What is this Research About?

This report provides a profile of the well-being of Canadian Regular Force Veteran population, released from 1998 to 2015, based on the recently-developed well-being surveillance framework. It provides a comprehensive, base-line description of the well-being of the Veteran population which will be valuable for monitoring changes over time.

What did the Researchers Do?

Using data from previous Life After Service Studies, the researcher examined 21 high-level indicators representing seven domains of well-being: health, purpose, finances, life skills, social integration, housing and physical environment, and culture and social environment. The Veteran results were analyzed by sex, age group, rank and branch of service. In some cases, comparisons are made to the Canadian public.

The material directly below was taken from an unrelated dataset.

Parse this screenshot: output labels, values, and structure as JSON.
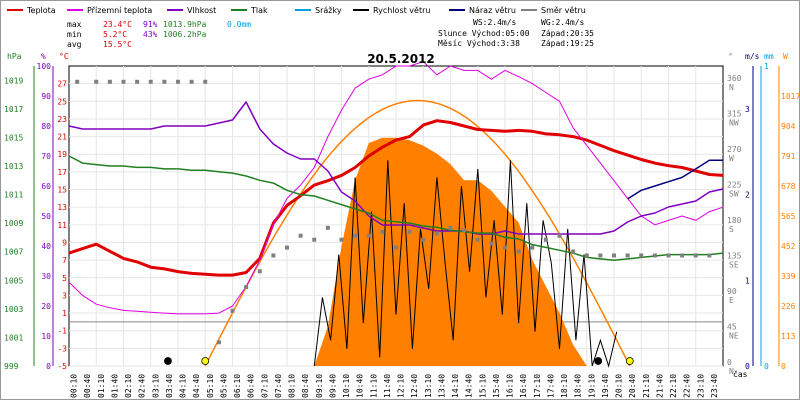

What did the Researchers Find?

Veteran well-being is multidimensional in nature and can differ for various groups of Veterans:

  • Other than in the domain of finances, Veterans reported more concerns than Canadians such as:
    • Lower rates of self-reported very good or excellent health and mental health
    • Higher rates of activity limitations and needing assistance with activities of daily living
    • Lower rates of employment, satisfaction with life, completing post-secondary education and a weaker sense of community belonging
    • Higher rates of heavy drinking and obesity
    • Female Veterans were more likely to need assistance with everyday activities and to have a university degree
  • Male Veterans were more likely to be employed, and more likely to be heavy drinkers and obese
  • Veterans in the youngest age group reported fewer concerns in relation to health, including:
    • Lower rates of self-reported fair or poor health
    • Fewer activity limitations and less need for assistance with at least one activity of daily living
    • Veterans in the oldest age group were doing better than their younger counterparts, having:
    • Higher rates of self-reported very good or excellent mental health
    • Higher rates of satisfaction with finances and sense of community belonging
    • Easier transition to civilian life
    • Females in the oldest age group were not doing as well as their male counterparts, having:
    • Lower self-rated very good or excellent health or mental health
    • Higher rates of restricted activity and needing help with ADLs
    • Lower satisfaction with their main activity
  • Officers had the highest well-being of all the rank groups, while junior Non-Commissioned Members had the lowest
  • The well-being of Veterans by service branch depended on the composition of ranks within the branch; e.g., there were fewer officers in the Army
  • Army Veterans had the highest rates of difficult adjustment, when compared to Veterans of the other branches while Air Force Veterans were more likely to be satisfied with their finances and their main activity.

Source

Pound, T. Measuring Veteran Well-Being. Charlottetown PE: Research Directorate, Veterans Affairs Canada. Research Directorate Data Report. 8 April, 2019.